“The folks that are maybe the most in need are the least able to provide, to grow their own,” Reynolds said in making his ruling. “I think speed is more important than niceties.”
The initiative approved by voters last month struck down a law passed by the Montana Legislature in 2011 that limited medical cannabis providers to three patients each. The three-patient limit took effect Aug. 31 after a five-year court battle, forcing the closure of medical marijuana dispensaries across the state and leaving thousands of registered users without providers.
The state health department did not oppose the advocacy group's effort to change the effective date through the courts, its attorney said.
The authors of the ballot measure, the Montana Cannabis Industry Association, had intended for the three-patient limit to be struck down immediately upon passage of the initiative.
But a last-minute flurry of activity between initiative sponsors and state officials resulted in two new sections being added to the measure, changing the numbering of the sections in the initiative, according to the group’s lobbyist, Kate Cholewa. The part of the initiative that laid out the effective dates of the various sections of the measure was not updated to reflect the final changes, she said.
The advocacy group took their case to Reynolds, who had twice ruled to block the three-patient limit while the challenge to the 2011 state law was making its way through the courts. Reynolds said the effective date issue was clearly an error, that the advocacy group had meant for the measure to take effect immediately and that the group had publicly campaigned that it would upon passage.

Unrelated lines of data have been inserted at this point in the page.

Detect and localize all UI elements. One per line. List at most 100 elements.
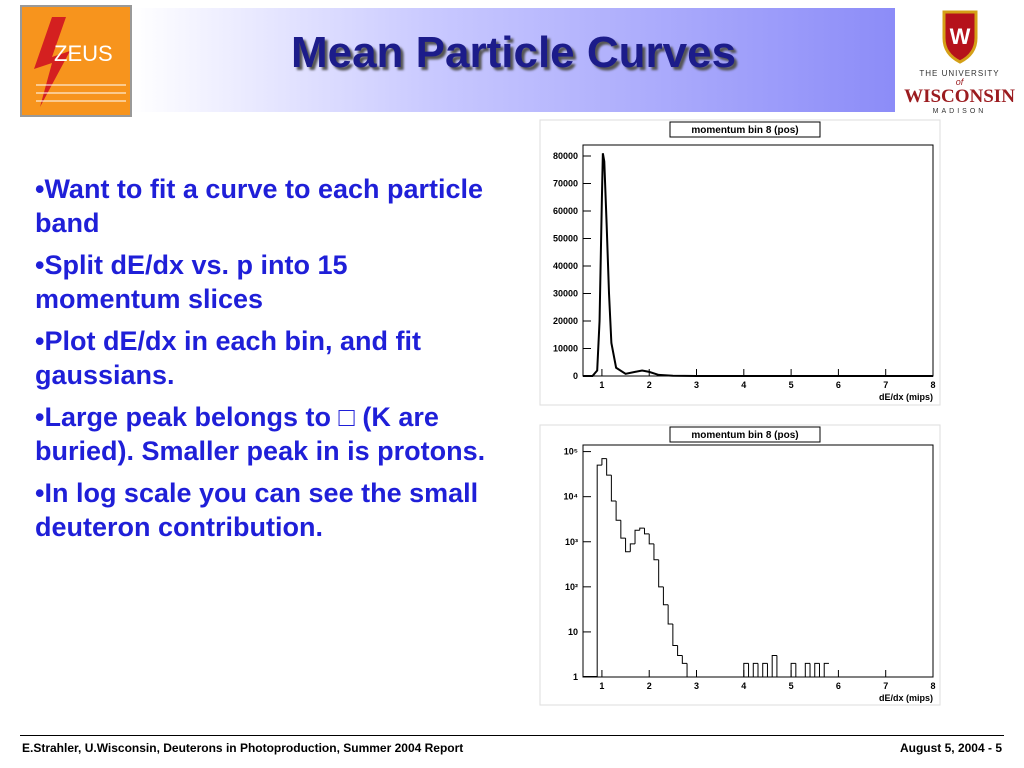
uw-logo: W THE UNIVERSITY of WISCONSIN MADISON [895, 0, 1024, 120]
y-tick-label: 10² [565, 582, 578, 592]
x-tick-label: 6 [836, 681, 841, 691]
hist-bin [743, 662, 749, 677]
zeus-text: ZEUS [54, 41, 113, 66]
y-tick-label: 40000 [553, 261, 578, 271]
uw-line3: WISCONSIN [904, 86, 1015, 107]
bullet: •Large peak belongs to □ (K are buried).… [35, 400, 495, 468]
hist-bin [620, 520, 626, 539]
hist-bin [634, 529, 640, 544]
hist-bin [625, 538, 631, 553]
chart-title: momentum bin 8 (pos) [691, 125, 798, 136]
y-tick-label: 80000 [553, 151, 578, 161]
hist-bin [667, 604, 673, 625]
hist-bin [639, 527, 645, 531]
slide-title: Mean Particle Curves [290, 28, 737, 77]
hist-bin [601, 458, 607, 466]
y-tick-label: 10⁵ [564, 447, 578, 457]
y-tick-label: 10000 [553, 344, 578, 354]
x-tick-label: 4 [741, 380, 746, 390]
y-tick-label: 10 [568, 627, 578, 637]
bullet-text: Plot dE/dx in each bin, and fit gaussian… [35, 326, 421, 390]
hist-bin [766, 663, 773, 678]
chart-title: momentum bin 8 (pos) [691, 430, 798, 441]
header-bar [132, 8, 895, 112]
bullet-mark: • [35, 402, 45, 432]
hist-bin [658, 559, 664, 588]
hist-bin [809, 663, 815, 678]
bullet-mark: • [35, 250, 45, 280]
uw-crest: W [942, 10, 977, 64]
x-tick-label: 2 [647, 681, 652, 691]
x-tick-label: 3 [694, 681, 699, 691]
title-box [669, 426, 821, 443]
hist-bin [762, 662, 768, 677]
hist-bin [606, 458, 612, 476]
y-tick-label: 1 [573, 672, 578, 682]
hist-bin [672, 623, 678, 646]
x-axis-label: dE/dx (mips) [879, 693, 933, 703]
curve [583, 153, 933, 377]
bullet-mark: • [35, 478, 45, 508]
hist-bin [790, 662, 796, 677]
bullet: •In log scale you can see the small deut… [35, 476, 495, 544]
svg-text:W: W [949, 24, 970, 49]
footer-left: E.Strahler, U.Wisconsin, Deuterons in Ph… [22, 741, 464, 755]
bullet-mark: • [35, 326, 45, 356]
hist-bin [748, 663, 754, 678]
footer-right: August 5, 2004 - 5 [899, 741, 1002, 755]
bullet-mark: • [35, 174, 45, 204]
bullet: •Want to fit a curve to each particle ba… [35, 172, 495, 240]
x-tick-label: 5 [789, 380, 794, 390]
bullet-text: Want to fit a curve to each particle ban… [35, 174, 484, 238]
hist-bin [814, 662, 820, 677]
hist-bin [823, 662, 829, 677]
x-tick-label: 6 [836, 380, 841, 390]
hist-bin [629, 543, 636, 552]
y-tick-label: 10⁴ [564, 492, 578, 502]
hist-bin [648, 533, 654, 545]
y-tick-label: 20000 [553, 316, 578, 326]
bullet: •Plot dE/dx in each bin, and fit gaussia… [35, 324, 495, 392]
hist-bin [681, 655, 688, 664]
zeus-graphic [34, 17, 126, 107]
bullet-text: Large peak belongs to □ (K are buried). … [35, 402, 486, 466]
hist-bin [776, 655, 782, 678]
y-tick-label: 60000 [553, 206, 578, 216]
title-box [669, 121, 821, 138]
bullet-text: In log scale you can see the small deute… [35, 478, 479, 542]
uw-line4: MADISON [932, 108, 987, 115]
bullet-list: •Want to fit a curve to each particle ba… [35, 172, 495, 552]
hist-bin [677, 645, 683, 656]
hist-bin [653, 543, 659, 561]
plot-area [582, 444, 934, 678]
bullet: •Split dE/dx vs. p into 15 momentum slic… [35, 248, 495, 316]
y-tick-label: 0 [573, 371, 578, 381]
hist-bin [643, 528, 650, 535]
y-tick-label: 30000 [553, 289, 578, 299]
hist-bin [752, 662, 758, 677]
hist-bin [771, 654, 777, 677]
footer-rule [20, 735, 1004, 736]
x-tick-label: 8 [930, 380, 935, 390]
y-tick-label: 70000 [553, 179, 578, 189]
x-axis-label: dE/dx (mips) [879, 392, 933, 402]
hist-bin [757, 663, 763, 678]
x-tick-label: 1 [599, 681, 604, 691]
hist-bin [686, 663, 692, 678]
y-tick-label: 10³ [565, 537, 578, 547]
x-tick-label: 2 [647, 380, 652, 390]
hist-bin [596, 464, 602, 677]
hist-bin [804, 662, 811, 677]
hist-bin [795, 663, 801, 678]
x-tick-label: 7 [883, 380, 888, 390]
x-tick-label: 8 [930, 681, 935, 691]
uw-line1: THE UNIVERSITY [919, 69, 1000, 78]
hist-bin [610, 475, 617, 502]
plot-area [582, 144, 934, 377]
x-tick-label: 5 [789, 681, 794, 691]
y-tick-label: 50000 [553, 234, 578, 244]
hist-bin [615, 501, 621, 521]
x-tick-label: 3 [694, 380, 699, 390]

The judge, in an aside, noted that federal and state laws regarding marijuana remain in conflict while the number of states legalizing cannabis is growing.

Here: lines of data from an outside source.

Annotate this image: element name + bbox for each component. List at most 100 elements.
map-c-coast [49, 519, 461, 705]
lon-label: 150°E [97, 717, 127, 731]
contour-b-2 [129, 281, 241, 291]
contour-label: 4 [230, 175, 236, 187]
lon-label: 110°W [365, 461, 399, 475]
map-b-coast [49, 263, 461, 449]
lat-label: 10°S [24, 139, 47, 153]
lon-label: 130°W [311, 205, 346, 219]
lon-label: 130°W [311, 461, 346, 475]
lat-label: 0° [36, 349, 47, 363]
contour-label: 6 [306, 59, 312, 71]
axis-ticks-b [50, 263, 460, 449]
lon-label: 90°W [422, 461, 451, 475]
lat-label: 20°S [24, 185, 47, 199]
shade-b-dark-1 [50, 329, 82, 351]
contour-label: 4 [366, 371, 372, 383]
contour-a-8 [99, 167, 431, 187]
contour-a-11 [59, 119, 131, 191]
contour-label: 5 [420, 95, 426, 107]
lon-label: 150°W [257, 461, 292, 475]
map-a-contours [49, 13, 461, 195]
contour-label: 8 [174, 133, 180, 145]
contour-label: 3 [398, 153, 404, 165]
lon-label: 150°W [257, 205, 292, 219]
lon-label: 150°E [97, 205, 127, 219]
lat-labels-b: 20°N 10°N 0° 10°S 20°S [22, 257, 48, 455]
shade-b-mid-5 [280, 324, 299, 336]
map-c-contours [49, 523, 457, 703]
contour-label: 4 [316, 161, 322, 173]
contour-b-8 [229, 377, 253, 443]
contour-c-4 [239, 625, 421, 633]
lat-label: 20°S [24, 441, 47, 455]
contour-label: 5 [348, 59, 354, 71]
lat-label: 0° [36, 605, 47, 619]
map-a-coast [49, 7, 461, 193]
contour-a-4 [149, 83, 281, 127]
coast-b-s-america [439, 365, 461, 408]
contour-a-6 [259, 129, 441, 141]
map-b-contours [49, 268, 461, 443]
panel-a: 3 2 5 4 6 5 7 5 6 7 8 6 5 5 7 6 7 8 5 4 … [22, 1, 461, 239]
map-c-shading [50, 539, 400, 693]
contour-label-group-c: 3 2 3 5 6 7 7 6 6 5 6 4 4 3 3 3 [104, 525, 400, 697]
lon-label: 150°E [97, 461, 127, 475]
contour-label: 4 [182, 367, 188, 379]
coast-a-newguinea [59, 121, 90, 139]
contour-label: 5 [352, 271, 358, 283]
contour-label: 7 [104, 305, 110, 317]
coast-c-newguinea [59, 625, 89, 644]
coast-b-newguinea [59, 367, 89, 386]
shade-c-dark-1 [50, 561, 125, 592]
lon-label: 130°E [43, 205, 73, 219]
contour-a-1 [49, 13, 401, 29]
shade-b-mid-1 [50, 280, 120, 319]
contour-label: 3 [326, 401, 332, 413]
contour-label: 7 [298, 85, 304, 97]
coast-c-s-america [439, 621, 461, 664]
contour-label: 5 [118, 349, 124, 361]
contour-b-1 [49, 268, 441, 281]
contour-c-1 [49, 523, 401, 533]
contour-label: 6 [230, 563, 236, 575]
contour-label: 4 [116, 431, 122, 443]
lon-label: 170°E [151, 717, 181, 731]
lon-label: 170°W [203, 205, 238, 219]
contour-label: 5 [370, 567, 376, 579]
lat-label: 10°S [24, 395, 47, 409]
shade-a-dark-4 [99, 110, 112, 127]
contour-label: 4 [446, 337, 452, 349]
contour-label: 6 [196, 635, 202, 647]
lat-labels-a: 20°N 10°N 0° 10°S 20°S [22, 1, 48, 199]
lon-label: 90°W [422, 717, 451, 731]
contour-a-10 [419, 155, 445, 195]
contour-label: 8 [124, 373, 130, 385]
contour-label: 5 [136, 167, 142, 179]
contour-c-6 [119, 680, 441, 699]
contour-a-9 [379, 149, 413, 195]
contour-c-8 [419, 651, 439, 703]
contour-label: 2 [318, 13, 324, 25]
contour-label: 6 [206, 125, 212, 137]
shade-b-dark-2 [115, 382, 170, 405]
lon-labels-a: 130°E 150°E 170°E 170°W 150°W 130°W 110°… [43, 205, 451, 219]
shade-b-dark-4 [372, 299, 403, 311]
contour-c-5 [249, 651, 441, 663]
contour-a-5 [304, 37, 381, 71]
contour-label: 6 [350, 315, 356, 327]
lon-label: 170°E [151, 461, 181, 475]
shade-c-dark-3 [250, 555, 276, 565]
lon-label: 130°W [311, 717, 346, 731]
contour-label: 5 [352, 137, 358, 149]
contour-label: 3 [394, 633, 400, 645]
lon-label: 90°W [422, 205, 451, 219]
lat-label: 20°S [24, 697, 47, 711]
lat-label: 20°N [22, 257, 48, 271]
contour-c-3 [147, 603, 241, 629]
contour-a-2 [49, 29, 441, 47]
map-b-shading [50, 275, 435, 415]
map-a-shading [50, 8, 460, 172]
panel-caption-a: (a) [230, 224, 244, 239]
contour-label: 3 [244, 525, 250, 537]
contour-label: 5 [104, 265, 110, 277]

“We’re in a morass here,” he said of the disparity between federal and state laws. “Folks are speaking with their votes.”
Cholewa said it was not clear how much time providers would need to get their operations up and running. She acknowledged that shortages in marijuana supplies, a rush to physicians who refer patients and how the state Department of Public Health and Human Services administers the changes could cause some delays.
“The people who work providing marijuana in Montana were, let’s face it, they were jerked around quite a bit,” Cholewa said. “They are somewhat used to it and very good at coming back. ”
The state health department did not oppose the advocacy group’s effort to change the effective date through the courts, attorney Nicholas Domitrovich said.
“We have the program in place, we have the staff in place,” Domitrovich said before the ruling. “We are prepared to act, but we feel we don’t have the proper legal cover right now.”